Among his famous “pool paintings,” ″Portrait of an Artist (Pool with Two Figures)” is considered one of his premier works. The previous record by a living artist was set by Jeff Koons' “Balloon Dog,” which sold for 58.4 million US dollars in 2013.
The 1972 painting by Hockney, now 81, is “the holy grail of his paintings, from both the historical and the market perspectives,” Alex Rotter, co-chairman of post-war and contemporary art at Christie's, said in September. He noted that it reflects both the European and the American perspectives of an artist who came to live in sunny California in the 1960s and saw himself as living on both continents.
David Hockney's "Portrait of an Artist (Pool with Two Figures)" is displayed at Christie's preview in Hong Kong, China, September 27, 2018. /VCG Photo
David Hockney's "Portrait of an Artist (Pool with Two Figures)" is displayed at Christie's preview in Hong Kong, China, September 27, 2018. /VCG Photo
“It has all the elements that you would want in a Hockney painting,” Rotter said in an interview. He noted that writers have referred to the swimming pool as being sort of a self-portrait of Hockney, though he never confirmed that, just saying he was fascinated to paint moving water.
The painting, whose buyer was not immediately revealed, had long been held by a private collector.
A depiction of two men — one swimming the breaststroke underwater, the other standing by the pool looking down — the painting was originally inspired, according to background provided by Christie's, by two photographs Hockney found juxtaposed on his studio floor, one of a swimmer in Hollywood in 1966, and another of a boy staring at something on the ground.

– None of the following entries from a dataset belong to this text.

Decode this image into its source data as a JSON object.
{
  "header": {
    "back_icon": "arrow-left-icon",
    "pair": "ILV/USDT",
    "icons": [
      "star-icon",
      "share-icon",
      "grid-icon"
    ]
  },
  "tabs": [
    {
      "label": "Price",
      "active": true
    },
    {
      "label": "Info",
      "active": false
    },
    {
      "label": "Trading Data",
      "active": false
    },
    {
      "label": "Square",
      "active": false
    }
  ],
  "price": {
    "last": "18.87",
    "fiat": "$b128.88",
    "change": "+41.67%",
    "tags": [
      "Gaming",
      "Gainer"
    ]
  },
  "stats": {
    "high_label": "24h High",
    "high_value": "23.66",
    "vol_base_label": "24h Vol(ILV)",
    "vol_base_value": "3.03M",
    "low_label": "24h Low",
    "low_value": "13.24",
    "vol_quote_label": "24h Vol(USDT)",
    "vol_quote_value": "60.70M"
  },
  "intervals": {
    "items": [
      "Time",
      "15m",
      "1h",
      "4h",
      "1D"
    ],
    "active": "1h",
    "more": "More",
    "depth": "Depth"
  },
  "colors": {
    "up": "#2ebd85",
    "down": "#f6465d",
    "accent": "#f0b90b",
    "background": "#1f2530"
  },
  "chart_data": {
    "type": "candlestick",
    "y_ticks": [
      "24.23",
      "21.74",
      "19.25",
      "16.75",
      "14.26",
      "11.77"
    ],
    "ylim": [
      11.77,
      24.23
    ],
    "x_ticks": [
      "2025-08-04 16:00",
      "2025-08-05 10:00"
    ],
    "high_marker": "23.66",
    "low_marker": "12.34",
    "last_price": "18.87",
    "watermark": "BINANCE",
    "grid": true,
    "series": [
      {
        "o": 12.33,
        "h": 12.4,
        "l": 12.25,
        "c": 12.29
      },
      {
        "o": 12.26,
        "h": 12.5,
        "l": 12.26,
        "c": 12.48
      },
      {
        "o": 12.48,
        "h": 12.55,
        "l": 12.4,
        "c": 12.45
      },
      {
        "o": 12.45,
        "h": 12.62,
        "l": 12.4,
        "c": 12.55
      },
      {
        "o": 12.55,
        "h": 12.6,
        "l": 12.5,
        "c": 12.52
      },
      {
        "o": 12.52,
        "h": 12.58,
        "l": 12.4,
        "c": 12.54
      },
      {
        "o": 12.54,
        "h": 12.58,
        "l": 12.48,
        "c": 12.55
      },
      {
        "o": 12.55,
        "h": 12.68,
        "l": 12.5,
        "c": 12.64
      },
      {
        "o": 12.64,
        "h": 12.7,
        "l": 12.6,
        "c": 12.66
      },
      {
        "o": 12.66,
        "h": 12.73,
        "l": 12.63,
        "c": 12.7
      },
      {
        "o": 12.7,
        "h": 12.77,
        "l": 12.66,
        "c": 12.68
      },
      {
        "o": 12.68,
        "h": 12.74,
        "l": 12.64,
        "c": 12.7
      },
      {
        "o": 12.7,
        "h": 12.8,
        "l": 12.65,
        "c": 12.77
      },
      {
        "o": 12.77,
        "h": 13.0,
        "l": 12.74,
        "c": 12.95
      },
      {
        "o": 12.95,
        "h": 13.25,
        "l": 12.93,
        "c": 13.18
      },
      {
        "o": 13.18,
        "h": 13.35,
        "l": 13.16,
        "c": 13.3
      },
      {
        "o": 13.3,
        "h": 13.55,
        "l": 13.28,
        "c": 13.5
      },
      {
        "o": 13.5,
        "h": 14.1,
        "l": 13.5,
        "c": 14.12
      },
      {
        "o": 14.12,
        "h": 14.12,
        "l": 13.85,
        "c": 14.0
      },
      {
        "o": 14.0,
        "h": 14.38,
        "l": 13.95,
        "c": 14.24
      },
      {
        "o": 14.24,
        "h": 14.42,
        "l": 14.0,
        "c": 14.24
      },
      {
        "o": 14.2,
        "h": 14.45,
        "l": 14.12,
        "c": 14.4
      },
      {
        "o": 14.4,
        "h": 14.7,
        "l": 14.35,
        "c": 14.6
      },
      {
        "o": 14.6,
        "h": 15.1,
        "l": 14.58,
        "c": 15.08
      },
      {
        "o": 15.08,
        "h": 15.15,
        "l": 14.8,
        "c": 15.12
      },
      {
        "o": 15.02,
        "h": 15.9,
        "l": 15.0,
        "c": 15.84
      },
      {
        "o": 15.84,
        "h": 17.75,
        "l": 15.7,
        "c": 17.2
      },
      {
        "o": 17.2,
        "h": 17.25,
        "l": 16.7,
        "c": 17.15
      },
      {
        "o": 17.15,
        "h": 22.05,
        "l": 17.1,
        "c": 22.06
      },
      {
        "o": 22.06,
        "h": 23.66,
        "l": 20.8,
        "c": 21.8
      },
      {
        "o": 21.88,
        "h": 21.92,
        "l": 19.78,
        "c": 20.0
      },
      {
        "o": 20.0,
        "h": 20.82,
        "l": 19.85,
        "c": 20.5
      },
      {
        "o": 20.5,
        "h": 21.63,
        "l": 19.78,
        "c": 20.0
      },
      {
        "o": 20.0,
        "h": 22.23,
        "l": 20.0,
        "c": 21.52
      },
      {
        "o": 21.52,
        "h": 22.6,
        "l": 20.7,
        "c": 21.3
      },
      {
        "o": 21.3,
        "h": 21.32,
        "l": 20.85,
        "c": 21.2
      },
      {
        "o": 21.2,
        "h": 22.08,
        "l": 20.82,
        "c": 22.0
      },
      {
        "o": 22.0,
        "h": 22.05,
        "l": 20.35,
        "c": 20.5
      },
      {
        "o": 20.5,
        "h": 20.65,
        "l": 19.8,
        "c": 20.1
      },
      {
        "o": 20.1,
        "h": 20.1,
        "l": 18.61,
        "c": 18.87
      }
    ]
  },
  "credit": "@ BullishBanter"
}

The rocky landscape is in southern France, and the standing figure is said to represent Peter Schlesinger, whom the artist met in 1966 when the younger man was a student in one of Hockney's art classes at UCLA. For the next five years, according to Christie's, he was both “the great love of Hockney's life” and one of his favorite models.
The relationship ended in 1971. Hockney had already begun the painting and he abandoned it, starting again the following year.